The band, suddenly streamlined to just Bindu and the four men with the evaporation into thin air of both Tatyana and Sange, is suddenly full of despair. Selfishly, they protest at being denied any opportunity to secure their freedom. Dhulia rebukes them with, “Stop crying about hearings,” and threatens to pour kerosene down their throats. They become more selfless and decide to sing on. But they pressure Dhulia to allow them to purchase proper instruments if he wants their continued success… and he relents. In the middle of an impromptu performance to an excited shopping centre crowd, the five conspirators escape – hoping, at very long odds, to appear in a band contest to win prize money that will allow them to get themselves justice. Could they possibly pull it off? Will Tatyana and Sange reappear to whisk them off to Belarus? Or Nagaland? Will Machang Lalung’s record be broken?

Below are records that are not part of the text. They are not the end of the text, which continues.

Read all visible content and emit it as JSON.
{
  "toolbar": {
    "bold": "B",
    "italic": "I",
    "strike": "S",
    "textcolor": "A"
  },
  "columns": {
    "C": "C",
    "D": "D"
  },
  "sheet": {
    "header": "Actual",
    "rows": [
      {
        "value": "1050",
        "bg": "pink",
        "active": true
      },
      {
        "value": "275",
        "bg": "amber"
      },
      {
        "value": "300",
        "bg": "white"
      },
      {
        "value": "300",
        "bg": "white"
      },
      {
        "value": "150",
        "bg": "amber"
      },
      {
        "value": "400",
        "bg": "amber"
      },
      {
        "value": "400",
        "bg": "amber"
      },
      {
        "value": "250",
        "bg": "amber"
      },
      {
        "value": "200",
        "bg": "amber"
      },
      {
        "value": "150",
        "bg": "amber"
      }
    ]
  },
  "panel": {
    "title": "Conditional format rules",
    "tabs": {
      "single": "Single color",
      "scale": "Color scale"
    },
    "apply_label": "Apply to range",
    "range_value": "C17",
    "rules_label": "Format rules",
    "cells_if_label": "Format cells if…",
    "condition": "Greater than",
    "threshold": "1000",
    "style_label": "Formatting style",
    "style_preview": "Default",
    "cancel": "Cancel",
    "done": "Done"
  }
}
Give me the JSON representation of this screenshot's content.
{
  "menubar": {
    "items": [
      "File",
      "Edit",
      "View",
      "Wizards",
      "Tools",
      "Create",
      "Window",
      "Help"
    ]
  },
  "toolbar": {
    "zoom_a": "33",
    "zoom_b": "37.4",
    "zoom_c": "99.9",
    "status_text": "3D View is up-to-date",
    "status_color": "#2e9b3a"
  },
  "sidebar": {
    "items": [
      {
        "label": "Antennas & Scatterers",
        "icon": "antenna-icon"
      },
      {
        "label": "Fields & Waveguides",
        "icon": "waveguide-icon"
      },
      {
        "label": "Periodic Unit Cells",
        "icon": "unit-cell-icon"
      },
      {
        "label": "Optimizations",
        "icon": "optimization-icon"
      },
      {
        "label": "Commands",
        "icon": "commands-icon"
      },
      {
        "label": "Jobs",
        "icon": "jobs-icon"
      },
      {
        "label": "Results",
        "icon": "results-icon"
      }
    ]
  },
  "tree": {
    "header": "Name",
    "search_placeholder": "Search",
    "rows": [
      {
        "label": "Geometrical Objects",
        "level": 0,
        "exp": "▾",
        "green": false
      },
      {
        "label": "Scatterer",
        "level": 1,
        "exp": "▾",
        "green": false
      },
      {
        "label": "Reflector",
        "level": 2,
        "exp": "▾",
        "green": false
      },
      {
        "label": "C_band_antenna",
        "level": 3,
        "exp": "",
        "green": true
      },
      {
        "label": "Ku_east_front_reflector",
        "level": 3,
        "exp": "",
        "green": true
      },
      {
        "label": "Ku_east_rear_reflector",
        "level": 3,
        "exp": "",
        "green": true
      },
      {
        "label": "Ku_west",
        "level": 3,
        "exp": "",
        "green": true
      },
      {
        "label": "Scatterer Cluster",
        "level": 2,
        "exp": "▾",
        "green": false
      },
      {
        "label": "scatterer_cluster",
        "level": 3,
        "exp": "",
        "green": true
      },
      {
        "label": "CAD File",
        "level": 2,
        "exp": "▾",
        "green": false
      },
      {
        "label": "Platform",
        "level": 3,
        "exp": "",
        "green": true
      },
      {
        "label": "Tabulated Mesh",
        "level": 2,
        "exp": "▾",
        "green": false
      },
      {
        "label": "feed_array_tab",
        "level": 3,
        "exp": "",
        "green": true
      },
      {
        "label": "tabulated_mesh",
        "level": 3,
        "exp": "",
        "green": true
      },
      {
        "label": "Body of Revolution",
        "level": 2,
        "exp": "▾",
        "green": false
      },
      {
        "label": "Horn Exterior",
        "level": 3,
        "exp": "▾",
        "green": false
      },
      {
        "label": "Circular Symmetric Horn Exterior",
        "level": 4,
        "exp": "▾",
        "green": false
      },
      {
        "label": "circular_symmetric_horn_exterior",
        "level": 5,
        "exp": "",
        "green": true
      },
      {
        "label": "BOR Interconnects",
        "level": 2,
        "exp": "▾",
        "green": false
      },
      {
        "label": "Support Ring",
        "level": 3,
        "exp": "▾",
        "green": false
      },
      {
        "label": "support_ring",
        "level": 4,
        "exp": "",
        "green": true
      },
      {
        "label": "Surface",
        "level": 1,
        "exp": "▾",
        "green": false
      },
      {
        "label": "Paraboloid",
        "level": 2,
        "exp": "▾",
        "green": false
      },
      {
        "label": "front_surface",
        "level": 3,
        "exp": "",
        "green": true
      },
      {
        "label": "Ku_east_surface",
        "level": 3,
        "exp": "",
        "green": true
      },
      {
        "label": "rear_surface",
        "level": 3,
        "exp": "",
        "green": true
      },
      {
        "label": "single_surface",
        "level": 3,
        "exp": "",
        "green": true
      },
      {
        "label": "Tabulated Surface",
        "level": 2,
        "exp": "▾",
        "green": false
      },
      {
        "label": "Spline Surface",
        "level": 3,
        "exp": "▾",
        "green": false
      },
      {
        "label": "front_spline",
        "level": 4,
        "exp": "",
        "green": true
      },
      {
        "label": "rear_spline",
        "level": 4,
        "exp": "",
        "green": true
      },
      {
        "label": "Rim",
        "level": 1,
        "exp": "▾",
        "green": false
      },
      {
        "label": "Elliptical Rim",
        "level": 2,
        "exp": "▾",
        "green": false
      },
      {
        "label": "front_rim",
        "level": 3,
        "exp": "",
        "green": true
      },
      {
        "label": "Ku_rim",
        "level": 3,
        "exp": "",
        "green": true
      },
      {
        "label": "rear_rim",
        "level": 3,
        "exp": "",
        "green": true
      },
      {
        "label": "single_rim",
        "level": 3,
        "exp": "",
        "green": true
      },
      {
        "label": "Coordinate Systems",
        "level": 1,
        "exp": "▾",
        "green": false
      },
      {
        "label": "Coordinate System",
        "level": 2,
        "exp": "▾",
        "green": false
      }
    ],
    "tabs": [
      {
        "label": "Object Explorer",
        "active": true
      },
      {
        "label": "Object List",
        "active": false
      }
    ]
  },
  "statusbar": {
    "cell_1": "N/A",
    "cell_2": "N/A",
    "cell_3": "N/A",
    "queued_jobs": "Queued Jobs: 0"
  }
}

Despite the tongue amputation attempt, the kerosene threat, the torture that Rufi seems to attract, some heavy-handedness from the prison officers, and Rufi’s increasingly political songs about struggle and freedom, this is really a gentle, benign film. A romance, with some gentle political prodding. And some prison humour; some of it relating to betting on catching rats, and more of it on the state of the latrines. Or at Dhulia’s expense when he names the band ‘Sainanis’ (or freedom fighters), after the (Independence) Freedom Fighters’ hall in which they first auditioned and practised, oblivious to the irony as they press for their own freedom… and then for that of others.
This is a likeable film. Preposterous, in terms of the plot, but likeable. It’s not clear to me whether, by highlighting the plight of those prisoners who spend more time in jail awaiting trial than the maximum penalty they could have received if found guilty, it has had any impact – but it can’t have hurt that campaign.
Posted on January 12th, 2018 at 8:30 pm. Updated on January 12th, 2018 at 8:30 pm.